Sunday, February 25, 2007

Oglow disputes 300 per cent increase figure

By Vernon Daily Courier staff Feb 23 /07 http://www.dailycourier.ca/
Jerry Oglow wants to set the record straight. The North Okanagan Regional District chairman disputed figures published in The Vernon Daily Courier that were based on information provided by NORD officials. According to figures provided to the newspaper the base pay for a regional district director will jump from around $1,500 a year to $6,000 – a 300 per cent increase. Oglow pointed out that there will be a pay reduction in other areas so the figure on its own is misleading. Specifically, municipal members of the Greater Vernon Services Committee will see their pay decrease from $4,600 to $1,600.

However, chief financial officer Alan Harris reconfirmed that some individual municipal directors will see their base pay increase to $6,000 from $1,500 which does not include their meeting pay. If municipal directors attend each meeting they will receive $7,904 whereas last year they would have received $3,357. “If you look at it on an individual basis and don’t look at anything else then yeah, it’s gone up,” he said. “Some (board) members will be getting more and some will be getting less.”

Although directors will see their pay increase, they will have to work for it. Oglow has created two new NORD committees and the directors attending those committees will be paid resulting in additional stipends. Including the cost of paying directors for attending the new committees, the overall bill for remunerating board politicians will rise 18.1 per cent to $233,933. Oglow could not say where the extra money would come from. He said the budget is just a recommendation and must be debated and approved before it can be implemented.
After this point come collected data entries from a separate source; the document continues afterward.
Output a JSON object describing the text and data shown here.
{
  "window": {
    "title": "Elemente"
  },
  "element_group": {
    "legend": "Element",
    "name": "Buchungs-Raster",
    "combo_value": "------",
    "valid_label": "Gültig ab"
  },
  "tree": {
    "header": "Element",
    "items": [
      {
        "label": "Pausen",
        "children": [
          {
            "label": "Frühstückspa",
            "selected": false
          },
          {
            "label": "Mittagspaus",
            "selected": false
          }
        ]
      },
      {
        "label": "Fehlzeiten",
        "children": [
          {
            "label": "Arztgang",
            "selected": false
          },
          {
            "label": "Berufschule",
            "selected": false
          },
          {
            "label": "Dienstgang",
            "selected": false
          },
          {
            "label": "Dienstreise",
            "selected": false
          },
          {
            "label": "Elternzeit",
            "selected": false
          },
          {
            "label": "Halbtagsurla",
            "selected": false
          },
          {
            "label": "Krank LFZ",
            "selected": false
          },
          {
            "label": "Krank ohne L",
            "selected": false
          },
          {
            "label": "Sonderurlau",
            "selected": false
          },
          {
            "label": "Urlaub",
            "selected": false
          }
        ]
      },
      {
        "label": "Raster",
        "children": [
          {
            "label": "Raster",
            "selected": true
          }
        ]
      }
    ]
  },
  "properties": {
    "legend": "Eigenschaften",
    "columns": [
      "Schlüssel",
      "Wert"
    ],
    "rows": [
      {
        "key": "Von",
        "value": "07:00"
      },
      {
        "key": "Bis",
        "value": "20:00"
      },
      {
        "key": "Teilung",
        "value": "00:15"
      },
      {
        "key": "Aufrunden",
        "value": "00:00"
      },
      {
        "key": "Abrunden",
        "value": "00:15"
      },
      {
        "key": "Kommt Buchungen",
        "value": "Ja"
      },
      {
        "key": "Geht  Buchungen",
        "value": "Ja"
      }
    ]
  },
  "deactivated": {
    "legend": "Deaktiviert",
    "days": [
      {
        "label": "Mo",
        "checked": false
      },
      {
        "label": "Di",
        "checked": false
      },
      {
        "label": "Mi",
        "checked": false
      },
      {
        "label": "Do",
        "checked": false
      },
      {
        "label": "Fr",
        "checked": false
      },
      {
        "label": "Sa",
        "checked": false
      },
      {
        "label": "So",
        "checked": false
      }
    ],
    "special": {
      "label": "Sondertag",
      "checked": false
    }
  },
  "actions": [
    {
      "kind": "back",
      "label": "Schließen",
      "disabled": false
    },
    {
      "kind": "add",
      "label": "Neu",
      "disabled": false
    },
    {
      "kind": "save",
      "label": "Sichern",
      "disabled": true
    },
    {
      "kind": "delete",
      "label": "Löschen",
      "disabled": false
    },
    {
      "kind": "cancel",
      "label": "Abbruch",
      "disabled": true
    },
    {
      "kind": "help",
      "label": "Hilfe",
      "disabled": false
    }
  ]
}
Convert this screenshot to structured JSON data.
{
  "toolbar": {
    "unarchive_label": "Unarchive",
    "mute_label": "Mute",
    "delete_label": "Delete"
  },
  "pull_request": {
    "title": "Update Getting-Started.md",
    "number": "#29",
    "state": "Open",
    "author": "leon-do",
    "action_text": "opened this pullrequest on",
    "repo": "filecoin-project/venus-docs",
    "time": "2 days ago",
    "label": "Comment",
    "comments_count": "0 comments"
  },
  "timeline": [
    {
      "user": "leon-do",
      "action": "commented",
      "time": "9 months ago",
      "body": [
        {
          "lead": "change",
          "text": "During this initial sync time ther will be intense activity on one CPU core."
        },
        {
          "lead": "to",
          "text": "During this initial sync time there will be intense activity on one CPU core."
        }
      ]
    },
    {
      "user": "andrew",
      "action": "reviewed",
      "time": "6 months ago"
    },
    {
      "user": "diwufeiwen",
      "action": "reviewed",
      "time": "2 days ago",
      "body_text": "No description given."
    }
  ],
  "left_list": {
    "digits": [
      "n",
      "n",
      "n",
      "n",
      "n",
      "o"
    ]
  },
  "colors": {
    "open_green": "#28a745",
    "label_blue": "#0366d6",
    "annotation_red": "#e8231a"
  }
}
The pay increase, Oglow, said is based on the amount of extra work and responsibility the directors will have. “The bottom line is, the increase proposed is $35,800,” said Oglow. “That is assuming the directors approve all this stuff.” Oglow pointed out the pay local directors will receive is still below the average for directors in similar sized districts. The budget is expected to be tabled in March. Oglow said the last time the board had a raise was in the late 1990s, but he could not say exactly when, or how much the increase was for.

1 comment:

Anonymous said...

Thanks to the Courier we get the real facts. A certain other thing printed on paper does not seem to understand anything related to money and the radio station coverage is so brief it is pathetic.